Few sectors invite near-universal consensus like ecommerce. Digitalization has impacted every area of our lives, so it’s only natural that investors are bullish for online retail. That said, individual names like Wayfair (NYSE:W) invite robust debate. After soaring to dramatic heights this year, people unsurprisingly have questioned the longer-term viability of Wayfair stock.
At first glance, the enthusiasm appears well-justified. Recently, management delivered a better-than-expected earnings report, paring expected earnings losses of $1.28 a share with $1.12 per share. Further, management rang up revenues of $2.01 billion, exceeding consensus estimates calling for $1.97 billion. Notably, this represented a nearly 40% lift against the year-ago quarter.
Following the report, the W stock price gapped up to just under $150, or a 28% profit against the prior day’s session.
Of course, that pleased me to no end. Earlier this year, I put Wayfair stock at the top of my list of publicly-traded companies to buy for 2019. Year-to-date, shares are up over 92%. It’s an unbelievable result, but that also raises the question: is this sustainable?
You’re not the only one asking. Analysts from Wells Fargo (NYSE:WFC) warned that the W stock price has gotten ahead of itself. Citing risk factors such as an expected profit downturn in Q1, low brand visibility, and widening international losses, the premium has turned excessive.
Additionally, the latest Q4 earnings report had the feeling of avoiding a bullet as opposed to producing purely substantive numbers. For example, management warned in November 2018 that it could face holiday profitability pressures. This dark forecast stemmed from possible price cuts to stay competitive, as well as spikes in advertising expenses.
Neither headwind showed up, which probably caused a “relief rally” effect in Wayfair stock. But is that enough to justify taking a shot here?
Wayfair Is Overvalued
When I wrote about the home-furnishings specialist earlier, I focused on its longer-term potential. Despite some fiscal challenges, the fundamental shift from traditional commerce to e-commerce significantly benefits Wayfair stock.
Largely, the free markets have priced shares fairly. In Q4 2014, the company generated $408.6 million in top-line sales. As I mentioned earlier, in four years’ time, that figure jumped to slightly over $2 billion. During this timeframe, the W stock price skyrocketed from an average $23.07 to $102.19.

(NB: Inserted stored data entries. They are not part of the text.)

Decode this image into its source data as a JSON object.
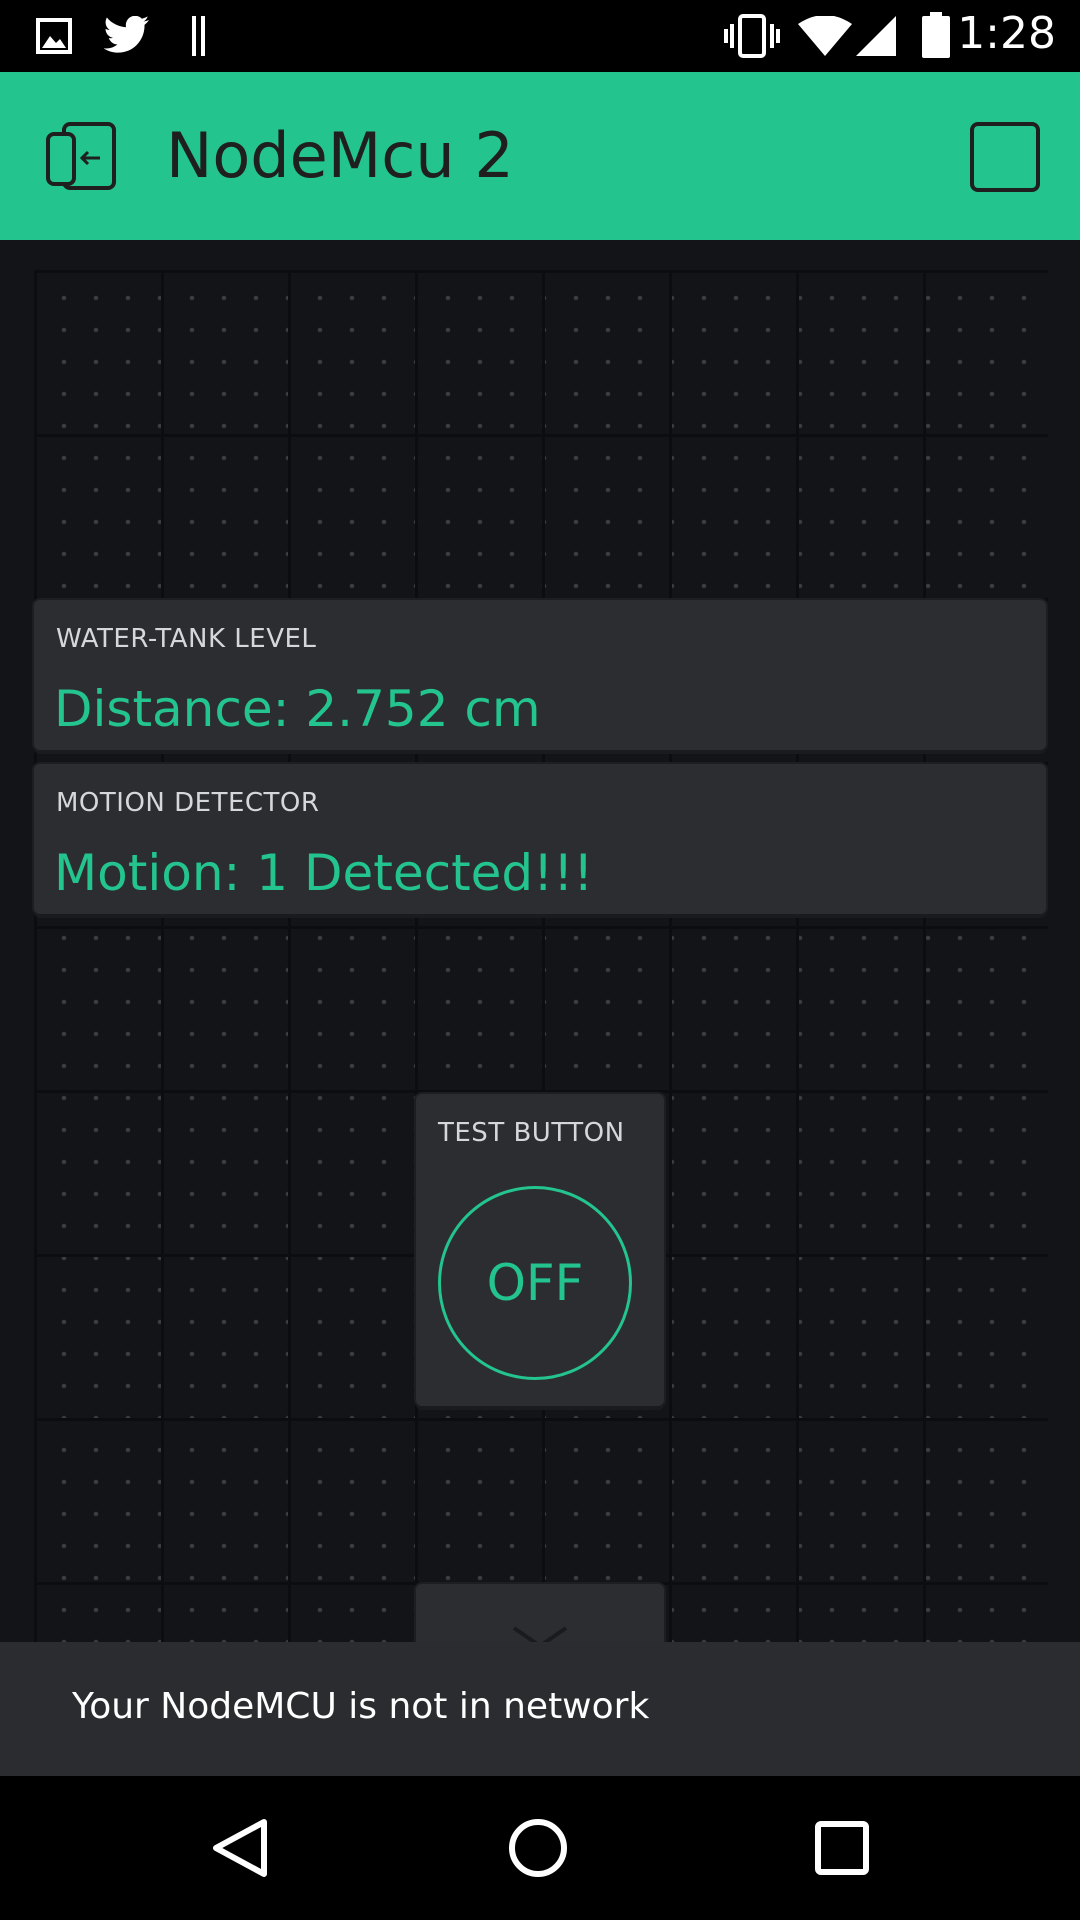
{
  "status_bar": {
    "time": "1:28",
    "left_icons": [
      "image-icon",
      "twitter-icon",
      "pause-icon"
    ],
    "right_icons": [
      "vibrate-icon",
      "wifi-icon",
      "signal-icon",
      "battery-icon"
    ]
  },
  "app_bar": {
    "title": "NodeMcu 2",
    "left_icon": "exit-icon",
    "right_icon": "stop-icon",
    "background_color": "#23c48e"
  },
  "widgets": {
    "water_tank": {
      "label": "WATER-TANK LEVEL",
      "value": "Distance: 2.752 cm"
    },
    "motion": {
      "label": "MOTION DETECTOR",
      "value": "Motion: 1 Detected!!!"
    },
    "test_button": {
      "label": "TEST BUTTON",
      "state": "OFF"
    }
  },
  "snackbar": {
    "message": "Your NodeMCU is not in network"
  },
  "nav_bar": {
    "icons": [
      "back-icon",
      "home-icon",
      "recents-icon"
    ]
  },
  "colors": {
    "accent": "#23c48e",
    "widget_bg": "#2c2d31",
    "canvas_bg": "#131418"
  }
}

Mathematically, this relationship between revenue and market value translates to a 92% correlation. In other words, as sales rise, so too does W stock.
More important, Wayfair’s year-over-year revenue growth is very consistent. In the previously-mentioned period, average sales growth is 50.2%. As you can see from Q4’s YOY growth of 40%, this metric has slipped, but only by a little.
Plus, sales growth when Wayfair revenues were in the sub-billion category was 54.5%. After sales breached the billion-dollar mark, growth is still a very healthy 43.4%. Despite working against the law of large numbers, the company still brings home the goods.
So why should investors, and especially prospective buyers be concerned right now? Because the market premium for Wayfair is unfair.
During the company’s sub-billion sales quarters, YOY growth in the W stock price averaged 26%. But during the plus-billion quarters, this metric jumped to 73%. Put another way, you’re paying substantially higher premiums for lesser growth.
But the kicker is the recent spike in Wayfair stock. So far this quarter, shares are up almost 95% from the year-ago period. Based on historical trends, the company has been unable to sustain such lopsided premiums for its equity.
Although I like the company longer-term, I don’t think anything is going to change here.
The Bottom Line on Wayfair Stock
If you received a nice profit already on paper, this is a great time to capture those gains. You can refer to my analysis above. However, you can also rely on common sense: shares that zoom over 90% in less than three months usually correct sharply.
If you’re considering a position in Wayfair stock, do it, but don’t do it now. Not only have shares gotten technically overheated, they’ve demonstrated wild trading in recent years.
But once some of this looney-tunes valuation fades, I like W stock for the long haul. Amazon (NASDAQ:AMZN) has consistently demonstrated disruptive nature of ecommerce. While Wayfair is no Amazon, it has the potential to do the same for its core market.
But like I said, I’d just wait for a more favorable entry point.
As of this writing, Josh Enomoto did not hold a position in any of the aforementioned securities.